Now you’re ready to look at individual visits line by line, in the order in which they occurred in the visit.  You’ll probably want to concentrate on columns G and H, which are the URL stem and the URL query parameters for each hit.  Have fun, or good luck … whichever applies.

A few notes:

  • If the same “person” had two visits, they will be jammed together in chronological order.  Keep an eye on the Time column.  If there’s more than 30 minutes between one hit and the next, Webtrends is probably seeing this activity as two visits.

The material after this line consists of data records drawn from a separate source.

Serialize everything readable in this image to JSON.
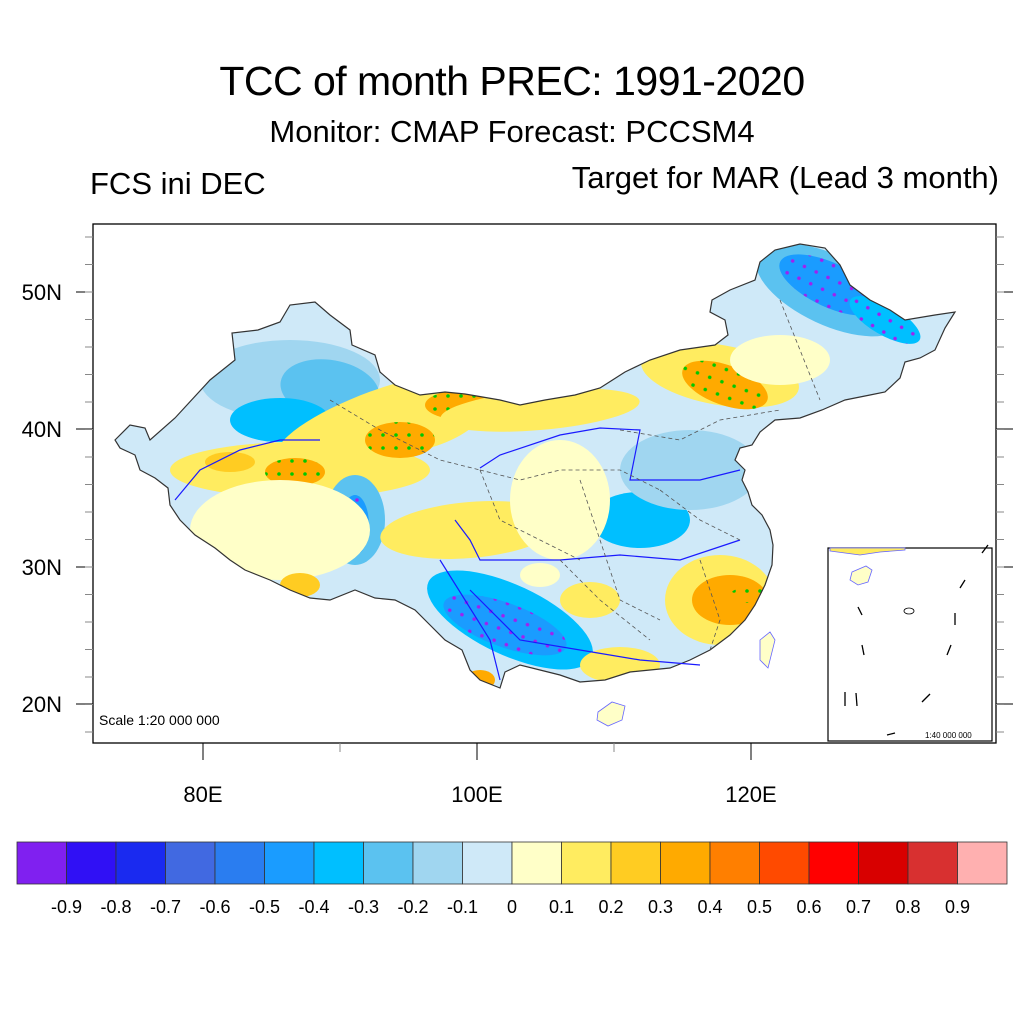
{
  "header": {
    "title": "TCC of month PREC: 1991-2020",
    "subtitle": "Monitor: CMAP   Forecast: PCCSM4",
    "left_label": "FCS ini DEC",
    "right_label": "Target for MAR (Lead 3 month)"
  },
  "map": {
    "region": "China",
    "lat_ticks": [
      "50N",
      "40N",
      "30N",
      "20N"
    ],
    "lon_ticks": [
      "80E",
      "100E",
      "120E"
    ],
    "scale_label": "Scale 1:20 000 000",
    "inset_scale_label": "1:40 000 000",
    "stipple_positive_color": "#00c800",
    "stipple_negative_color": "#a020f0",
    "boundary_color": "#333333",
    "river_color": "#1a1aff"
  },
  "chart_data": {
    "type": "heatmap",
    "title": "TCC of month PREC: 1991-2020",
    "subtitle": "Monitor: CMAP   Forecast: PCCSM4",
    "annotations": [
      "FCS ini DEC",
      "Target for MAR (Lead 3 month)",
      "Scale 1:20 000 000",
      "1:40 000 000"
    ],
    "xlabel": "",
    "ylabel": "",
    "x_ticks": [
      "80E",
      "100E",
      "120E"
    ],
    "y_ticks": [
      "50N",
      "40N",
      "30N",
      "20N"
    ],
    "xlim": [
      72,
      138
    ],
    "ylim": [
      17,
      55
    ],
    "colorbar": {
      "labels": [
        "-0.9",
        "-0.8",
        "-0.7",
        "-0.6",
        "-0.5",
        "-0.4",
        "-0.3",
        "-0.2",
        "-0.1",
        "0",
        "0.1",
        "0.2",
        "0.3",
        "0.4",
        "0.5",
        "0.6",
        "0.7",
        "0.8",
        "0.9"
      ],
      "colors": [
        "#8020f0",
        "#3010f5",
        "#1a2af0",
        "#4169e1",
        "#2a7df0",
        "#1a9cff",
        "#00bfff",
        "#5bc2f0",
        "#a0d6f0",
        "#cfe9f8",
        "#ffffc8",
        "#ffec60",
        "#ffcc22",
        "#ffaa00",
        "#ff7f00",
        "#ff4a00",
        "#ff0000",
        "#d80000",
        "#d83030",
        "#ffb0b0"
      ],
      "placement": "bottom"
    },
    "regions": [
      {
        "name": "Northeast (Heilongjiang north)",
        "value": -0.4,
        "significant": true
      },
      {
        "name": "Inner Mongolia east / Liaoning west",
        "value": 0.35,
        "significant": true
      },
      {
        "name": "Inner Mongolia central (~100E,42N)",
        "value": 0.35,
        "significant": true
      },
      {
        "name": "Hexi corridor (~95E,39N)",
        "value": 0.35,
        "significant": true
      },
      {
        "name": "South Xinjiang (~87E,37N)",
        "value": 0.35,
        "significant": true
      },
      {
        "name": "North Xinjiang (~85E,42N)",
        "value": -0.4,
        "significant": true
      },
      {
        "name": "Tibet central (~91E,32N)",
        "value": -0.4,
        "significant": true
      },
      {
        "name": "Yunnan / Guangxi",
        "value": -0.4,
        "significant": true
      },
      {
        "name": "Zhejiang",
        "value": 0.35,
        "significant": true
      },
      {
        "name": "North China Plain",
        "value": -0.2,
        "significant": false
      },
      {
        "name": "Sichuan basin / Shaanxi",
        "value": 0.15,
        "significant": false
      },
      {
        "name": "Hainan",
        "value": 0.05,
        "significant": false
      }
    ]
  }
}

  • You’ll see a lot of visits with nothing in the Cookie field on the first hit.  These are first-time visits.  Don’t worry, Webtrends sorts it out just fine when it analyzes.  Using the IP-User Agent method is a quick-dirty way to get around the complexity of cookies (which are, in fact, in the Query Parameters and not in the so-called cs(Cookie) field of the logs.
  • Sometimes SDC hits are virtually simultaneous, i.e. two hits happen in the same second of time.  It’s possible that Excel will sort those two hits into the wrong order (it doesn’t know any better; hh:mm:ss is all it has to work with).
  • If you want to get fancy with logs, download Microsoft Log Parser and learn how to use it.